I would also add that being wrong (or less that right!) is normal, not necessarily wrong enough to use plan B - but adjusting Plan A! Events and conditions change and you need to be able to do deal with that as expected and not a surprise.

and for docking, everyone stuffs up now and again - especially in unfamiliar places.

No one knows everything or gets everything 100% right in every circumstance, most people are shy about admitting ignorance or lack of knowledge - obviously as a Skipper you do have to instil some confidence in the crew!, but nonetheless recognising limits of abilities and working within them and around deficiencies is the sign of a good Skipper - even if not always popular with the crew (or Admiral?!).

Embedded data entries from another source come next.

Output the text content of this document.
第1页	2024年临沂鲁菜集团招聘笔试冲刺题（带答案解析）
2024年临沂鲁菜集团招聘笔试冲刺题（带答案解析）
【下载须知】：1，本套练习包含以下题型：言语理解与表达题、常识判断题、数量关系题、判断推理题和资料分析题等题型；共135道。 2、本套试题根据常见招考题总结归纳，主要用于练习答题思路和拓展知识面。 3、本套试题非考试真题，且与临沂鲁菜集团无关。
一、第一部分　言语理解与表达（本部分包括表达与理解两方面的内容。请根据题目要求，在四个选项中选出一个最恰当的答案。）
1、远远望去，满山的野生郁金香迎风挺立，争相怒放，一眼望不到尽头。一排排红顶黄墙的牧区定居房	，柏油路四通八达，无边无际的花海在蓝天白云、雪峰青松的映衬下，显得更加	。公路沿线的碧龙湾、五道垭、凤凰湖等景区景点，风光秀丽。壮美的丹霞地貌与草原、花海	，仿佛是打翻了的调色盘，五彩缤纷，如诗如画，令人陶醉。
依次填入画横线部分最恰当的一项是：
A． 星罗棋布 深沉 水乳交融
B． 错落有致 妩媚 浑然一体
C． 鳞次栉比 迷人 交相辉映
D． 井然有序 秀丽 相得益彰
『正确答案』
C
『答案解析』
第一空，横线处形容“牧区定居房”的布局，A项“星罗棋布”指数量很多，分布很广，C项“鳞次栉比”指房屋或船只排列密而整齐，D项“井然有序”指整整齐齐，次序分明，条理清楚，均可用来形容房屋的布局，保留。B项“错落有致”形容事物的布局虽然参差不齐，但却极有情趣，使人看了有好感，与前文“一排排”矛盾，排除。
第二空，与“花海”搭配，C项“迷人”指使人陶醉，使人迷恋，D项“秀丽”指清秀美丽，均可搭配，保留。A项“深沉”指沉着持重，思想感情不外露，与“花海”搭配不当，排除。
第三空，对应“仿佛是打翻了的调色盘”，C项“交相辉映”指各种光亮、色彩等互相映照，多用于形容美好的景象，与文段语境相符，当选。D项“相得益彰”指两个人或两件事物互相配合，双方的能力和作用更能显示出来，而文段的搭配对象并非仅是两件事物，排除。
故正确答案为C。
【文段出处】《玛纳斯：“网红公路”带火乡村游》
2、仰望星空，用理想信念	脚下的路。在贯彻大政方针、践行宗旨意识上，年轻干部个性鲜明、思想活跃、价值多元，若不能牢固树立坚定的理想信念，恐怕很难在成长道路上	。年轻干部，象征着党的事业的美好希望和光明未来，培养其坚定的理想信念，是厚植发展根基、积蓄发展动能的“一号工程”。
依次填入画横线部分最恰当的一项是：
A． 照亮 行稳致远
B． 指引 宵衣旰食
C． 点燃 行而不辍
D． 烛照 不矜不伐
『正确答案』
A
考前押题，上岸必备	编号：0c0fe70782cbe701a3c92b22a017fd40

and no shame in deciding "no", indeed IMO the sign of a good skipper - and that includes not anchoring where ideal (for the shore) or even turning back on a voyage.....or not entering a port even at the price of lying off until conditions change or detouring. "He who turns and runs away lives to run another day" .

Oh, and a GPS / Chartplotter says what you can do (or at least thinks what you can do - mostly it is right. mostly) - but it never tells you what you should do.